Cupping Is Making Its Mark in Houston
This ancient Chinese practice gets the blood circulating.
J.C. WAS SITTING IN HER HOUSTON DOCTOR’S OFFICE last August when she came across a magazine article on cupping, a Chinese healing practice dating back thousands of years. She’d undergone multiple surgeries for a hereditary disorder that causes the discs in the back to dissolve, but she was still in pain, and the heavy doses of medication she was taking had a host of side effects, to boot.
So, feeling she had nothing to lose, the 45-year-old mother of two, who asked us to refer to her as just J.C., decided to give cupping a try. “When the doctors say you’ll never be able to touch your toes again and you can’t raise your knees up high,” she says, “you’re willing to try anything to alleviate the pain and change your daily life.”
J.C. booked an appointment with Lori Earley, who provides cupping and acupuncture at her private practice, Phoenix Rising Acupuncture. A week after the first session, J.C. says, she noticed significant improvement. She was able to perform everyday activities that had been excruciating, such as getting up from bed in the morning, walking up and down the stairs, and driving.

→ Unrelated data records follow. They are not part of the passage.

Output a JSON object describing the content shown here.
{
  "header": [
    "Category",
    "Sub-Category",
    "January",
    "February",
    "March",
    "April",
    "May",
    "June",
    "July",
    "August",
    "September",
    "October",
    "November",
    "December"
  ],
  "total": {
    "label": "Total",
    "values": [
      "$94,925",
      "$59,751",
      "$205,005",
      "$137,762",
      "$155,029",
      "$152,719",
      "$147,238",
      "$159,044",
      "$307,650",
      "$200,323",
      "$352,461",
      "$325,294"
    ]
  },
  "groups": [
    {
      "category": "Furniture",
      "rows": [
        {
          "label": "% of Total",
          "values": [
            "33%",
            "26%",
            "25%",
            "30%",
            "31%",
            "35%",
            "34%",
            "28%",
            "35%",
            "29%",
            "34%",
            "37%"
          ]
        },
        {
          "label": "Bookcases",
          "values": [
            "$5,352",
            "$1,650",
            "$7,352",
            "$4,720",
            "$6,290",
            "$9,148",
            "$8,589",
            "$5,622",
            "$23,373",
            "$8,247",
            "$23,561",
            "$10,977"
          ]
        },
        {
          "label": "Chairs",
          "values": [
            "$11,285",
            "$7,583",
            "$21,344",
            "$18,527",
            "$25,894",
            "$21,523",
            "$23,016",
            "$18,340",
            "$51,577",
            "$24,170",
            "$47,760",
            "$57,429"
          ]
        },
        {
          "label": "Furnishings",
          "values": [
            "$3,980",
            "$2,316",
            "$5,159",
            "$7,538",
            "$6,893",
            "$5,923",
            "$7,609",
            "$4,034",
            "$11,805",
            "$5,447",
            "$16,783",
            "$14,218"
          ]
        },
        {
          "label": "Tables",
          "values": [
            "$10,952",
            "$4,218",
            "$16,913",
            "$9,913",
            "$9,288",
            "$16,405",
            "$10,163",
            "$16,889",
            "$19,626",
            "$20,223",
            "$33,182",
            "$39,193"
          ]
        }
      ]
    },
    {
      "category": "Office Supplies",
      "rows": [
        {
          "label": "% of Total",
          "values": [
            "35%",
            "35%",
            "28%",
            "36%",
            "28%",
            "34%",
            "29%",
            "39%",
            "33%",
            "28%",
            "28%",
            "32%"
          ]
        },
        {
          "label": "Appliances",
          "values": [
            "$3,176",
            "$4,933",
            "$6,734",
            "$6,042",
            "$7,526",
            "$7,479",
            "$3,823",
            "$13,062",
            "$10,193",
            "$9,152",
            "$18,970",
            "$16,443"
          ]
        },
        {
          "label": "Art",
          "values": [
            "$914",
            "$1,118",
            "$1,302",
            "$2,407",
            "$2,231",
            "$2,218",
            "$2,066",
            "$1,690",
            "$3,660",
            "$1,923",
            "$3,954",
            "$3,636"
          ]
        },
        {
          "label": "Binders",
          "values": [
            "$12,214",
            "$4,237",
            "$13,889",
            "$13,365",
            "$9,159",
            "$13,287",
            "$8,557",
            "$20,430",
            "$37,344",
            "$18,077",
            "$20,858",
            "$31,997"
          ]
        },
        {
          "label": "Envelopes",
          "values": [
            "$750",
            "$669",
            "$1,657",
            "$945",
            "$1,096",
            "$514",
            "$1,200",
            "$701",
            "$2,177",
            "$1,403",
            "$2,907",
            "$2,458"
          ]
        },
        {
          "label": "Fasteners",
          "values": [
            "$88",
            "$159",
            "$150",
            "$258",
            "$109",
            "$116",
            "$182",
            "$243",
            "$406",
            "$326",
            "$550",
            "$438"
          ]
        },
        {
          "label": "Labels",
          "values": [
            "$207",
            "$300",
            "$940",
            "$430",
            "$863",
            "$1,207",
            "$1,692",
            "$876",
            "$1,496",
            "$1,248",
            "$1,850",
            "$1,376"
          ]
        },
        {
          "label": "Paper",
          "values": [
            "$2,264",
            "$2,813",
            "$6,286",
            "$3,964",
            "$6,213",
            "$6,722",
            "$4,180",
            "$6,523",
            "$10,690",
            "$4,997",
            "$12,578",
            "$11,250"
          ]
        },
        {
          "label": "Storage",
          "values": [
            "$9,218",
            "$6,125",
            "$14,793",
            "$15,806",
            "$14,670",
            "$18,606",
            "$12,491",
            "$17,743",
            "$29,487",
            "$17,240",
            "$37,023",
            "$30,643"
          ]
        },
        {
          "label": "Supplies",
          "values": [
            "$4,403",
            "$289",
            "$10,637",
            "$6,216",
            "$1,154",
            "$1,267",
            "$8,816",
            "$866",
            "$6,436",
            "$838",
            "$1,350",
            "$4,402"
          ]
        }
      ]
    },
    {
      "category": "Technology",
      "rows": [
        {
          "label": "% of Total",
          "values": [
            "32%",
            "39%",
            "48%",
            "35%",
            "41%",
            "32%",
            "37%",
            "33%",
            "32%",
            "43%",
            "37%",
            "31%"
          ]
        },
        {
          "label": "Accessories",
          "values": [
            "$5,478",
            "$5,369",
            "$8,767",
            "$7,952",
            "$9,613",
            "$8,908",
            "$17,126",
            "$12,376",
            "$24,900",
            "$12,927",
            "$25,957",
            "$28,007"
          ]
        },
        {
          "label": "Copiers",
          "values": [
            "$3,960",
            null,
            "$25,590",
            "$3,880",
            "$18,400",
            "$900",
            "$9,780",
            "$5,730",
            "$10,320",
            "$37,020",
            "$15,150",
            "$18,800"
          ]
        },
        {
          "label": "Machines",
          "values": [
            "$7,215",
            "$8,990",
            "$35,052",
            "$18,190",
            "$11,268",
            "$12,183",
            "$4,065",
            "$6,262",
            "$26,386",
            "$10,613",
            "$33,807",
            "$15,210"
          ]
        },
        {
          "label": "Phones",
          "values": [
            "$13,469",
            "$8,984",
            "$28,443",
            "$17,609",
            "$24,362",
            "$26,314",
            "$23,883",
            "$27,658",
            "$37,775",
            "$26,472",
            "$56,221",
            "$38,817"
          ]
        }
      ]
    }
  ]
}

Cupping is a centuries-old Chinese practice that involves placing glass or plastic cups on the skin and using heated air or a rubber pump to create a vacuum and suction the skin, causing fresh blood to circulate. Practitioners say this particularly aids injured areas, around which blood tends to stagnate.
The treatment leaves purple, circular marks. “If there’s trauma in a specific area, you’ll notice it immediately,” explains Earley, who, in 2010, left the pharmaceutical industry to study Chinese medicine before launching her practice in 2014. “The level of severity depends on how dark the circles are; if they’re a deep purple, it means there’s a lot of stagnant blood.”
The treatment is said to help improve circulation and loosen muscle tension that causes back pain, stiff neck, headaches, “frozen shoulder” and congestion. It can even be used for cosmetic purposes, helping to reduce inflammation and wrinkles. Adherents include celebs like Gwyneth Paltrow, Jennifer Aniston and Kim Kardashian, as well as Olympians like Michael Phelps, whose grape-colored back marks drew national attention during the 2016 Olympics in Rio de Janeiro.
Not all of that attention was positive. Slate, for example, published a story warning that, while the practice is probably safe, studies have been inconclusive, and those who report positive results may be experiencing a placebo effect.
But it’s hard to argue with believers like J.C. “As long as the results continue to be positive, there’s no reason to stop doing it,” she says with a laugh. “Other parts of the world have been using it for years, and they’re walking around looking good. It might not be bad to take a few lessons.”